The Italian war also demonstrated that new doors had opened within the European political system. Most important of these was the estrangement between Austria and Russia. In 1848, the Russians had saved the Austrian Empire from partition at the hands of the Hungarian national movement. During the Crimean War of 1854–6, however, the Austrians had made the fateful decision to join the anti-Russian coalition, a move that was seen in St Petersburg as rank treachery. Vienna thereby irretrievably forfeited the Russian support that had once been the cornerstone of its foreign policy. Cavour was the first European politician to show how this realignment could be exploited to his state’s advantage.

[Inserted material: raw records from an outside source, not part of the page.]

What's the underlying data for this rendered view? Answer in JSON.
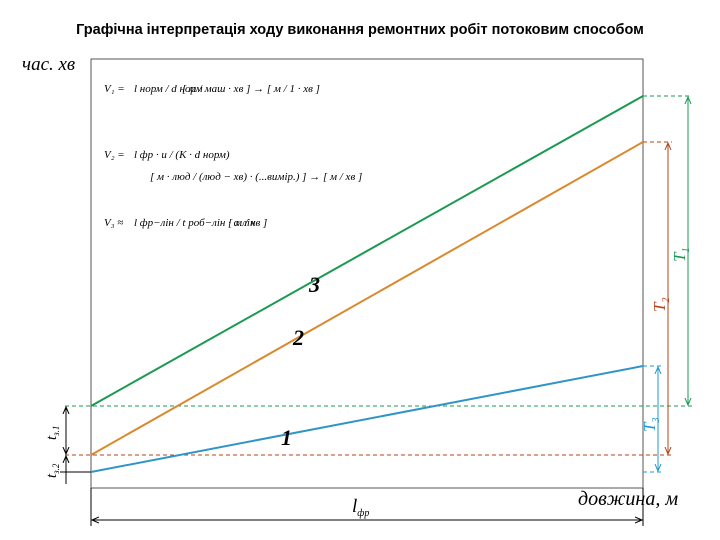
{
  "header": {
    "title": "Графічна інтерпретація ходу виконання ремонтних робіт потоковим способом"
  },
  "axes": {
    "y_label": "час. хв",
    "x_label": "довжина, м"
  },
  "formulas": [
    {
      "lhs": "V₁ =",
      "expr": "l норм / d норм",
      "units": "[ м / маш · хв ] → [ м / 1 · хв ]"
    },
    {
      "lhs": "V₂ =",
      "expr": "l фр · и / (K · d норм)",
      "units": "[ м · люд / (люд − хв) · (...вимір.) ] → [ м / хв ]"
    },
    {
      "lhs": "V₃ ≈",
      "expr": "l фр−лін / t роб−лін · α лін",
      "units": "[ м / хв ]"
    }
  ],
  "lines": [
    {
      "label": "1"
    },
    {
      "label": "2"
    },
    {
      "label": "3"
    }
  ],
  "dimensions": {
    "T1": {
      "main": "T",
      "sub": "1"
    },
    "T2": {
      "main": "T",
      "sub": "2"
    },
    "T3": {
      "main": "T",
      "sub": "3"
    },
    "t1": {
      "main": "t",
      "sub": "з.1"
    },
    "t2": {
      "main": "t",
      "sub": "з.2"
    },
    "length": {
      "main": "l",
      "sub": "фр"
    }
  }
}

The events of 1859 were instructive in other ways as well. Under Napoleon III, France emerged as a power prepared to challenge by force the European order established at Vienna in 1815. The Prussians now felt the ancestral threat from the west more keenly than ever. The shock effect of the French intervention in Italy was heightened by memories of the first Napoleon, whose ascendancy had begun with the subjugation of the Italian peninsula and continued with an invasion of the Rhineland. The Prussian mobilization of 1859 may not have been the disaster some historians have described, but it did nothing to allay the sense of vulnerability to a resurgent Bonapartist France. As for the Austrians, they had fought bitterly to keep their Italian possessions, inflicting 18,000 casualties on the Franco-Piedmontese at Magenta and Solferino. Would they not also fight to defend their political pre-eminence within a divided Germany? Prussia’s position was in some respects worse than Piedmont’s, for it seemed clear that the middling states of the ‘third Germany’ (unlike the lesser north Italian principalities) would support Austria in any open struggle between the two potential German hegemons. ‘Almost all Germany for the last forty years has [… ] cherished a hostile spirit against Prussia,’ William wrote to Schleinitz on 26 March 1860, ‘and for a year this has decidedly been on the increase.’

The Italian war was thus a reminder of the centrality of armed force to the resolution of entrenched power-political conflicts, and the view gained ground within the military leadership that Prussia would have to reform and strengthen its army if it was to meet the challenges facing it in the near future. This was not a new problem. Since the 1810s, financial constraints had meant that the size of the army had not kept pace with the growth in the Prussian population. By the 1850s, only about one-half of the young men of eligible age were being drafted. There were also concerns about the quality of the Landwehr militia created to fight Napoleon by the military reformers Scharnhorst and Boyen, as its officers were trained to much less exacting standards.